Las personas pesimistas suelen explicar lo que les sucede en términos de “siempre” o “nunca”. Además, sienten que cuando fracasan en una cosa han fracasado en todo. Y también, se sienten culpables de lo que ha ocurrido.

Los optimistas dan una explicación de lo ocurrido totalmente diferente. Para ellos las cosas suceden “algunas veces” o “últimamente”. Sienten que han fallado en algo concreto pero siguen teniendo ánimos para las demás facetas de su vida y pueden buscar otros responsables.

Este ejemplo puede ayudarte a entenderlo. Imagínate que te echan del trabajo. Si eres pesimista pensarás algo así: “Es que siempre me toca a mí lo malo. Me han despedido porque no valgo para nada. Yo tengo la culpa, si hubiera metido más horas…”

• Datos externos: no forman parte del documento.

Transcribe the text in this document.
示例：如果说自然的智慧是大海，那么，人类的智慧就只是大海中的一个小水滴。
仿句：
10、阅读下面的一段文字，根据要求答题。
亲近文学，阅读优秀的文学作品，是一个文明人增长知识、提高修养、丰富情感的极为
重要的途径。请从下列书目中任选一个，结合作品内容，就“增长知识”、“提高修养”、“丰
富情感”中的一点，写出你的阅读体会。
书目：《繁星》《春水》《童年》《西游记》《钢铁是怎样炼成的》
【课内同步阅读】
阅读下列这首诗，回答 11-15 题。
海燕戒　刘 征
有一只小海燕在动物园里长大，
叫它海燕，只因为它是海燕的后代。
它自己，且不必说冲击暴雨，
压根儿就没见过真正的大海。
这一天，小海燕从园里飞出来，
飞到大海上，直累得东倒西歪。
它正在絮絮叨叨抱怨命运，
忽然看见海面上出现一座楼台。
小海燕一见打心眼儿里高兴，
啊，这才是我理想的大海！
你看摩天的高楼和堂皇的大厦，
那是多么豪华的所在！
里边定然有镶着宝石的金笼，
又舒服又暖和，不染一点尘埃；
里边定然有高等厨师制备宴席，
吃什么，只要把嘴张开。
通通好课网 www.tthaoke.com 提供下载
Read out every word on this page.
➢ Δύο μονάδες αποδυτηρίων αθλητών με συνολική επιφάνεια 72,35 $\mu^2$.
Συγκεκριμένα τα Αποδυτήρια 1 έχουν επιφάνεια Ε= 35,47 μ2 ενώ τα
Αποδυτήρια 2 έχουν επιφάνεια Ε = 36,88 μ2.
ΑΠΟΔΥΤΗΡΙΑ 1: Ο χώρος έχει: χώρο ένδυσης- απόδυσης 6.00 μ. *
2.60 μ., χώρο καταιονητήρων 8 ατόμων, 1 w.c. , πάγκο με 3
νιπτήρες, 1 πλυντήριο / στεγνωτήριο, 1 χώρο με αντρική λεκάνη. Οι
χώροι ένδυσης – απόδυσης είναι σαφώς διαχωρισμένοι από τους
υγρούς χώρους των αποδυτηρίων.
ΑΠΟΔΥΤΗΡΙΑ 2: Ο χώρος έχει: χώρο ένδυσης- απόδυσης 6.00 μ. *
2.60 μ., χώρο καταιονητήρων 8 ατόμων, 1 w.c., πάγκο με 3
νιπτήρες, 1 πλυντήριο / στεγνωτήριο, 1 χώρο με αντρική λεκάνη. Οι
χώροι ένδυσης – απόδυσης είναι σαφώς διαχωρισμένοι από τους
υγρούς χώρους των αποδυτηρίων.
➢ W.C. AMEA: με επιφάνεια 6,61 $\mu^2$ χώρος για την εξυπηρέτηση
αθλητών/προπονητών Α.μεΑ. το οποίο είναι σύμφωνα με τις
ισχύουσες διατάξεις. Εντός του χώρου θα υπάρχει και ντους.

Si eres optimista, por tu cabeza rondará un monólogo parecido a éste: “Últimamente no me va muy bien en los trabajos de atención al público. Los clientes cada vez son más exigentes…”

Ante estas dos formas de pensar tan diferentes es lógico que la forma de actuar también lo sea. El pesimista se quedará en casa lamentándose y el optimista saldrá a la calle en busca de un nuevo trabajo. Probablemente, el optimista tarde menos en encontrarlo ya que es muy extraño que algún empresario llame a la puerta del pesimista.

Por eso, si te gustaría ser más optimista solo tienes que cambiar tu forma de pensar. Hay un par de herramientas que te pueden ayudar. Te las contaré en una próxima entrada. Mientras tanto, fíjate en cuál es tu manera de pensar ante las dificultades que se te plantean en tu vida diaria.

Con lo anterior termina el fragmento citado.